195 kWh/d is the demand figure Professor MacKay uses when looking at whether we have sufficient renewable resources (p103). But on the very next page, when looking at current energy consumption, he gives a figure of 125 kWh/d (p104). He then takes away some of the losses within the energy industry itself, the conversion losses, which includes the huge amount of heat we waste in cooling towers to give 98 kWh/d (p116). And finally, when building his own scenarios, he uses a figure of 68 kWh/d (p204). Those figures, together with the 82 kWh/d of actual current demand, are shown to the left.
125 kWh/d is indeed the amount of power contained in Britain’s total fuel consumption, so that is at least a real-world figure, albeit one that’s still larger than our real energy demand. It’s larger, because in addition to our energy demand, it contains all the power we waste across the energy industry before it reaches the customer.

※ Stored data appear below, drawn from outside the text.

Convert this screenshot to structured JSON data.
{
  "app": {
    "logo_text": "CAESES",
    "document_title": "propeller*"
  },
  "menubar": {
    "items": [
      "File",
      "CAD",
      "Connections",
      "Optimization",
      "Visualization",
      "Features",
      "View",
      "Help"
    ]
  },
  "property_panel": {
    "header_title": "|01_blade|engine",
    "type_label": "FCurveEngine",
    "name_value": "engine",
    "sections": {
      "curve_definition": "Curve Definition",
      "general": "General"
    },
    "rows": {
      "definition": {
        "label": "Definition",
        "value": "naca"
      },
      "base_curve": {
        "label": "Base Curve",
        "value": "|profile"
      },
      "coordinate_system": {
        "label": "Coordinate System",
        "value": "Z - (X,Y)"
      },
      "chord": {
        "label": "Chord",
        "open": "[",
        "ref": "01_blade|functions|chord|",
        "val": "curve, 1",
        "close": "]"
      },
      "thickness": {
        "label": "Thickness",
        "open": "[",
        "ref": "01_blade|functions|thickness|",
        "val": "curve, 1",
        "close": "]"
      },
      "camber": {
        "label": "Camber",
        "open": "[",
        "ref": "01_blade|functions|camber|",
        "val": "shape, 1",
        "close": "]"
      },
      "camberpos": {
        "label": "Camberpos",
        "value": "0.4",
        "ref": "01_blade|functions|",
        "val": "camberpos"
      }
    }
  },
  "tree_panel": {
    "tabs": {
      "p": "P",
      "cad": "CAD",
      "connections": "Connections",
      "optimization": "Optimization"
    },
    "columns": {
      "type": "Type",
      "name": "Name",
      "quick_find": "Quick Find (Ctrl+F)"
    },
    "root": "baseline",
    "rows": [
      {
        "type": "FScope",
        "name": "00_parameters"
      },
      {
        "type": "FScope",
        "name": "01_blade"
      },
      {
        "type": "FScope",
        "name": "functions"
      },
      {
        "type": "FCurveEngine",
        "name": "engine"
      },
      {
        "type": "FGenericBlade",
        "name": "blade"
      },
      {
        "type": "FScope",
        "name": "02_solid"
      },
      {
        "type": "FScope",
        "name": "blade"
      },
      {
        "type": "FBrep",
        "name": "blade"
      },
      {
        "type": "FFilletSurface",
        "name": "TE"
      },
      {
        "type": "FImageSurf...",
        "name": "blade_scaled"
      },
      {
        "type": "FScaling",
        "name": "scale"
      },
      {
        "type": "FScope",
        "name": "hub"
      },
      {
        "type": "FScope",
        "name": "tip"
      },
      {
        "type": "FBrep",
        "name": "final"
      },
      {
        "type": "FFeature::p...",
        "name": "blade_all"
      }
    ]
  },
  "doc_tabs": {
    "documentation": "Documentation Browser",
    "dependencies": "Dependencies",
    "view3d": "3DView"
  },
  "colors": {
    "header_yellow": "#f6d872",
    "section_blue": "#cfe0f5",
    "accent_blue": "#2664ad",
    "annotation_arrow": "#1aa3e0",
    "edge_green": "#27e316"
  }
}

The 98 kWh/d number is more representative of current demand. It includes demand, and some waste. After all, some energy will always get used by the power industry itself, however it’s made, and although thermal plant (coal, gas, nuclear, biomass, geothermal) is very inefficient in throwing away much of the energy as waste heat, any energy delivery system will have losses: for example, however we generate electricity, around 7% of it is wasted in the transmission and distribution system. But in that 98 kWh/d there’s a lot of other waste that wouldn’t need to be generated in a decarbonised Britain, such as energy use by oil refineries. So both of those figures reflect the inefficiencies built into the way we currently generate our energy, and neither are representative of demand within our future low-carbon society.
Our current energy demand of 82 kWh/d would be reduced by about 9 kWh/d simply by electrifying cars. That and other modest energy efficiency measures give us us Professor MacKay’s target demand of 68 kWh/d. There are lots of opportunity for other energy efficiencies in there, but also the possibility that rising incomes will cause energy demand to rise.
In conclusion, to assess the potential of Britain’s renewables, as well as to set a figure for building a plan that adds up, anywhere in the range 46 kWh/d to 80 kWh/d would be reasonable – it’s a question of how much money is invested in energy generation, relative to the amount invested in energy efficiency. In contrast, the artificially inflated demand figure of 195 kWh/d is nowhere near our real energy demand, and has mislead people into believing the myth that Britain’s energy demand exceeds its renewable resource, whereas the reverse is true: our renewable resource is much greater than our energy demand.